Barbecue smoke rose above the surface of an undulating sea of blond hair, and multiple mayonnaise-enhanced homemade delicacies lurked just beneath. There were about sixty people crowded around a makeshift tent on the empty lot between our house and cousin Millie’s next door. Half were kin, and at least four of them went by Borden as a first name, the youngest of whom was my seven-month-old nephew, currently strapped to the chest of my cousin Nancy.
“Jane!” she screamed, like a riptide. I didn’t take my bags out of the car. I didn’t even go inside to wash my hands. Who knew how long the sun had already warmed those mayonnaise salads? Time was running out.
I hugged Nancy, stole my nephew, held my proverbial nose, and jumped in. My sisters were by the buffet, unsurprising as we’ve always congregated around food. I filled a plastic red-white-and-blue plate with slaw, ham biscuits, and a salad with bacon and broccoli in it, and then also spotted my mother by the side of the house, indulging my other nephew’s fascination with the water spigot. Dad was nowhere in sight.
I took a turn on spigot duty and later revisited the tent to get homemade pimento cheese and a closer look at a neighbor’s matching linen summer suit that involved lime-green culottes. No one had seen my father.

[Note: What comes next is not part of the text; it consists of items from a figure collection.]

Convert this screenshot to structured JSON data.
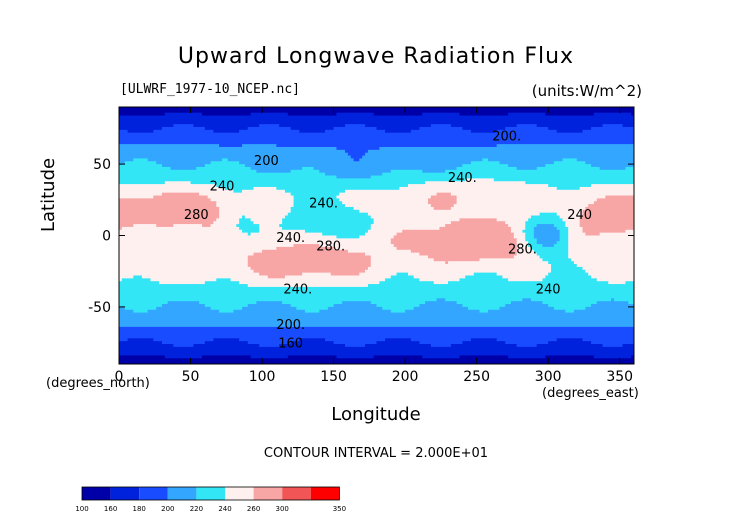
{
  "chart_data": {
    "type": "heatmap",
    "title": "Upward Longwave Radiation Flux",
    "file": "[ULWRF_1977-10_NCEP.nc]",
    "units": "(units:W/m^2)",
    "xlabel": "Longitude",
    "ylabel": "Latitude",
    "x_unit": "(degrees_east)",
    "y_unit": "(degrees_north)",
    "xlim": [
      0,
      360
    ],
    "ylim": [
      -90,
      90
    ],
    "xticks": [
      "0",
      "50",
      "100",
      "150",
      "200",
      "250",
      "300",
      "350"
    ],
    "yticks": [
      "50",
      "0",
      "-50"
    ],
    "contour_interval": "CONTOUR INTERVAL = 2.000E+01",
    "contour_labels": [
      {
        "text": "200.",
        "lon": 271,
        "lat": 69
      },
      {
        "text": "200",
        "lon": 103,
        "lat": 52
      },
      {
        "text": "240.",
        "lon": 240,
        "lat": 40
      },
      {
        "text": "240",
        "lon": 72,
        "lat": 34
      },
      {
        "text": "280",
        "lon": 54,
        "lat": 14
      },
      {
        "text": "240.",
        "lon": 143,
        "lat": 22
      },
      {
        "text": "240",
        "lon": 322,
        "lat": 14
      },
      {
        "text": "240.",
        "lon": 120,
        "lat": -2
      },
      {
        "text": "280.",
        "lon": 148,
        "lat": -8
      },
      {
        "text": "280.",
        "lon": 282,
        "lat": -10
      },
      {
        "text": "240.",
        "lon": 125,
        "lat": -38
      },
      {
        "text": "240",
        "lon": 300,
        "lat": -38
      },
      {
        "text": "200.",
        "lon": 120,
        "lat": -63
      },
      {
        "text": "160",
        "lon": 120,
        "lat": -76
      }
    ],
    "colorbar": {
      "levels": [
        "100",
        "160",
        "180",
        "200",
        "220",
        "240",
        "260",
        "300",
        "350"
      ],
      "colors": [
        "#0000a8",
        "#0022dd",
        "#1a4cff",
        "#33a6ff",
        "#33e6f5",
        "#fff0f0",
        "#f7a5a5",
        "#f25555",
        "#ff0000"
      ]
    }
  }
}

My older nephew tore across the lawn toward Millie’s. Assuming that area to be out of bounds, I gave chase but, upon turning the corner, discovered a new wing to the picnic. Close to twenty more people were under Millie’s porch, including my father, who lingered, I should’ve guessed, by the dessert table.
There were lemon squares, several kinds of pie, pound cakes, rum cakes, and iced cakes, cookies baked with various supermarket candy bars stuffed inside, brownies, blondies, a variety of treats unidentifiable, and fudge. “What’s good?” I asked him.
“Well, I’m partial to the
pea
-can pie,” he said in the rollicking eastern North Carolina accent that returns to him, seeping out like pine sap, whenever he’s with Uncle Donnie. Donnie isn’t really my uncle; he’s my dad’s first cousin and closest friend. In their bachelor days, they had a boat named
The After You Two
. When they double-dated, they’d tell the girls they’d “named a boat after you two.”